Abuse of process was a concept relating to the court’s procedural powers. Where a question could have been but was not raised in earlier proceedings, the court’s power to restrain abusive re-litigation was flexible. An application would only be abusive if a claimant deliberately decided not to investigate a suspected fraud or rely on a known one. A more flexible and fact-sensitive approach would introduce an unacceptable element of discretion into the enforcement of a substantive right. The standard of proof for fraud was high but, once satisfied, there were no degrees of fraud which could affect the right to have a judgment set aside.

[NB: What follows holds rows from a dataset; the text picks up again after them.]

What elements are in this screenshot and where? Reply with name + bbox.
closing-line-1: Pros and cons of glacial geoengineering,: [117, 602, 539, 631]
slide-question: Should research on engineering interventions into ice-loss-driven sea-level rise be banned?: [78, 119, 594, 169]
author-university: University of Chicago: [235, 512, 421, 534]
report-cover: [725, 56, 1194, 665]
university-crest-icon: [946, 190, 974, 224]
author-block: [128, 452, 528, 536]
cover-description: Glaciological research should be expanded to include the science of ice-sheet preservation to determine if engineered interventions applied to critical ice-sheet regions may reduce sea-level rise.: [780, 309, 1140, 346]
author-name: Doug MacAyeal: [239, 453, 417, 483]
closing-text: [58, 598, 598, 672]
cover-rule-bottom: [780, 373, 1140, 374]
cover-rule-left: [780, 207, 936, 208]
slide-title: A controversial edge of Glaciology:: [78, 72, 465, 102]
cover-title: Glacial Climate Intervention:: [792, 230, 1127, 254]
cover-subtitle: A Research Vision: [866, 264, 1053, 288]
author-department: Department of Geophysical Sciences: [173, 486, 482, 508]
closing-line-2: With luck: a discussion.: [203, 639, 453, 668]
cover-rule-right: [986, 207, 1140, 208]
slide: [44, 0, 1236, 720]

(4) (per Lord Briggs) This appeal turned on the outcome of a fight between two important and long-established principles of public policy: (i) that fraud unravelled all; and (ii) that there had to be an end to litigation. In the present case, the fraud principle prevailed. However, the court should apply a fact-intensive approach to whether a lack of diligence in earlier proceedings rendered a future claim to set aside a judgment on the basis of fraud an abuse of process.

(5) (per Lady Arden) In general, a judgment obtained by the fraud of the winning party should be rescinded because it was wrong in principle that a person who was proved to be a fraudster should obtain and retain the fruits of his fraud. There were occasionally exceptions to the principle that “fraud unravels all”. It was not for the court to determine the precise state of knowledge at any time of the appellant. However, there was no rule that want of reasonable diligence in the first action of itself led to a blanket ban on bringing an action to rescind a judgment which the claimant could properly allege the respondents obtained by fraud.

John Wardell QC and Andrew Mold (instructed by Tanners Solicitors LLP, of Cirencester) appeared for the appellant; Joseph Sullivan and Tom Nixon (instructed by Gowling WLG (UK) LLP, of Birmingham) appeared for the respondents.